More than 50 UK-linked companies have been put under investigation for suspected oil price cap breaches since the scheme started in 2022, but no one has been fined, the British government has revealed.

A freedom of information request by the BBC found that 37 of those investigations were still live in August and 15 had been finished. The figures suggest a sharp increase in cases since TradeWinds filed a similar request earlier this year.

The G7 oil price cap, first set in December 2022, was designed to limit Russian proceeds from fossil fuel sales by barring Western service providers from involvement in shipments when crude cargoes were sold above $60 per barrel.

But some Western shipping companies and insurers continued their involvement in the trades when market prices rose above the cap level, by relying on documents provided by traders showing that they remained within the scheme.

Campaign groups and the Ukrainian government have called for greater enforcement.

Anti-corruption organisation Global Witness said the oil cap was failing to crack down on rule-breaking and called for bold action.

Louis Wilson, the group’s fossil fuel investigator, told the BBC that if the UK government “prevents British businesses from enabling Putin’s profiteering, then I think you’ll start to see others following that lead”.

TradeWinds revealed earlier this year that the UK’s sanctions regulators had recorded only 21 cases of suspected UK-linked evasion in the first 16 months of the price cap scheme.

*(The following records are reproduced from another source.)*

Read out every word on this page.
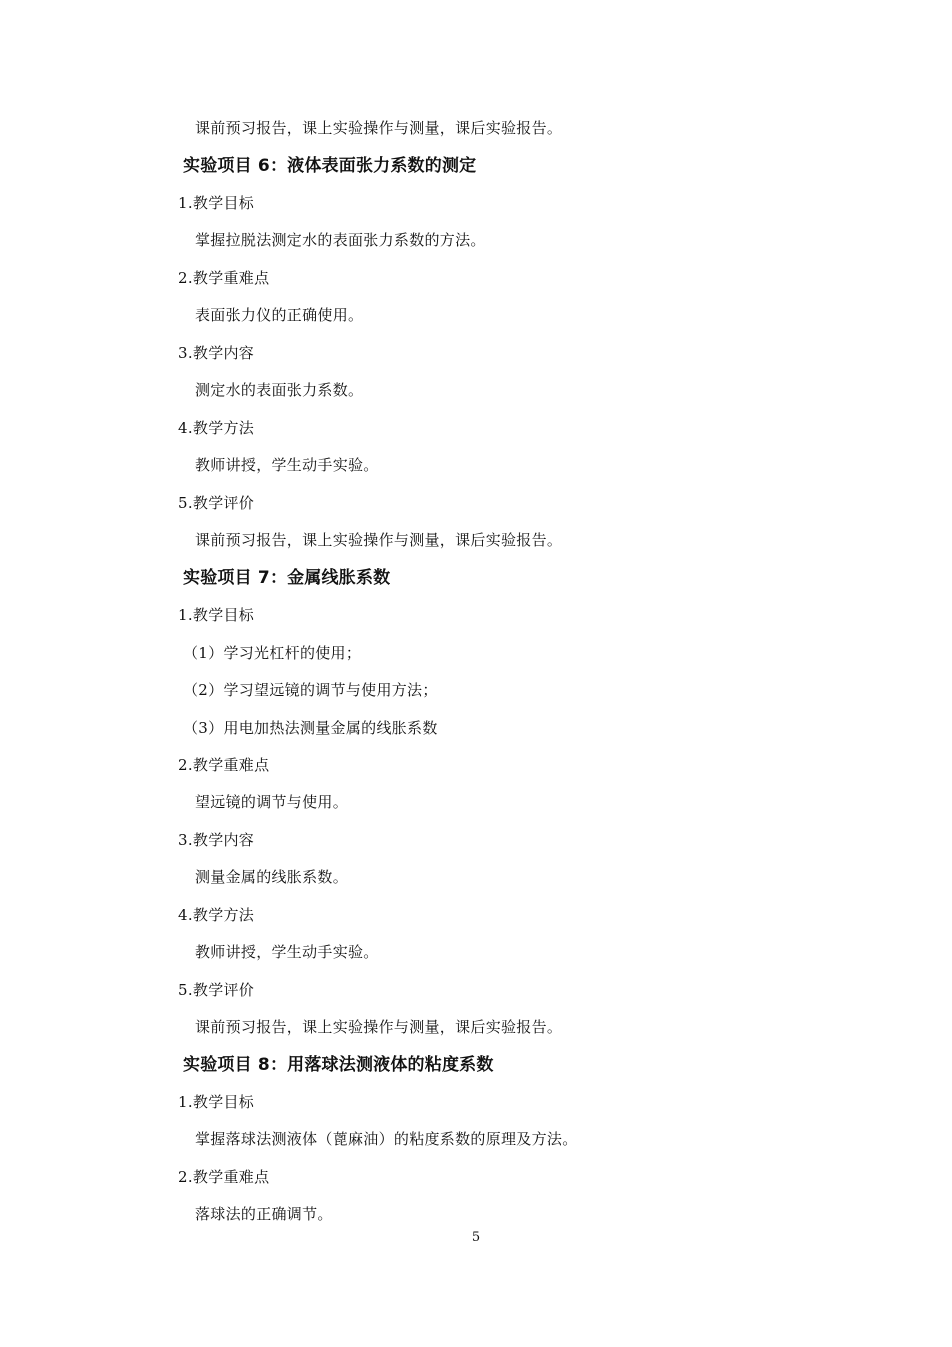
课前预习报告，课上实验操作与测量，课后实验报告。
实验项目 6：液体表面张力系数的测定
1.教学目标
掌握拉脱法测定水的表面张力系数的方法。
2.教学重难点
表面张力仪的正确使用。
3.教学内容
测定水的表面张力系数。
4.教学方法
教师讲授，学生动手实验。
5.教学评价
课前预习报告，课上实验操作与测量，课后实验报告。
实验项目 7：金属线胀系数
1.教学目标
（1）学习光杠杆的使用；
（2）学习望远镜的调节与使用方法；
（3）用电加热法测量金属的线胀系数
2.教学重难点
望远镜的调节与使用。
3.教学内容
测量金属的线胀系数。
4.教学方法
教师讲授，学生动手实验。
5.教学评价
课前预习报告，课上实验操作与测量，课后实验报告。
实验项目 8：用落球法测液体的粘度系数
1.教学目标
掌握落球法测液体（蓖麻油）的粘度系数的原理及方法。
2.教学重难点
落球法的正确调节。
5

Twelve investigations were ongoing in April 2024, but it was not clear how many companies were involved in those probes. Details of the companies under investigation were not revealed.

The number of cases can only be revealed after TradeWinds successfully challenged the government’s refusal to reveal even basic details of investigations into alleged price cap breaches amid widespread concerns over the effectiveness of the scheme.

The Treasury had claimed it was not in the public interest to release such data, because it could help those “attempting to evade or breach” the cap.

But following the TradeWinds challenge, it accepted that more information could “address concerns regarding the effectiveness” of the regulator and the sanctions regime.

The International Group of P&I Clubs, which represents clubs with nearly 90% of oceangoing tonnage, said earlier this year that 800 ships had left their books owing to compliance burdens of the oil price cap, which it described as flawed and increasingly unenforceable.

The Financial Times revealed this week that a British financier, John Ormerod, backed by Russian money, was behind a series of purchases of ships that ended up in the shadow fleet.

Shipbroker Braemar told the newspaper it was involved in some of the deals. Law firm Watson Farley & Williams acted as the escrow agent on behalf of the seller on some deals.

There was no suggestion that any laws had been broken, and the companies said they had carried out full due diligence checks.

Braemar shares continued to drop on Friday. The stock has lost 10% of its value since the story broke.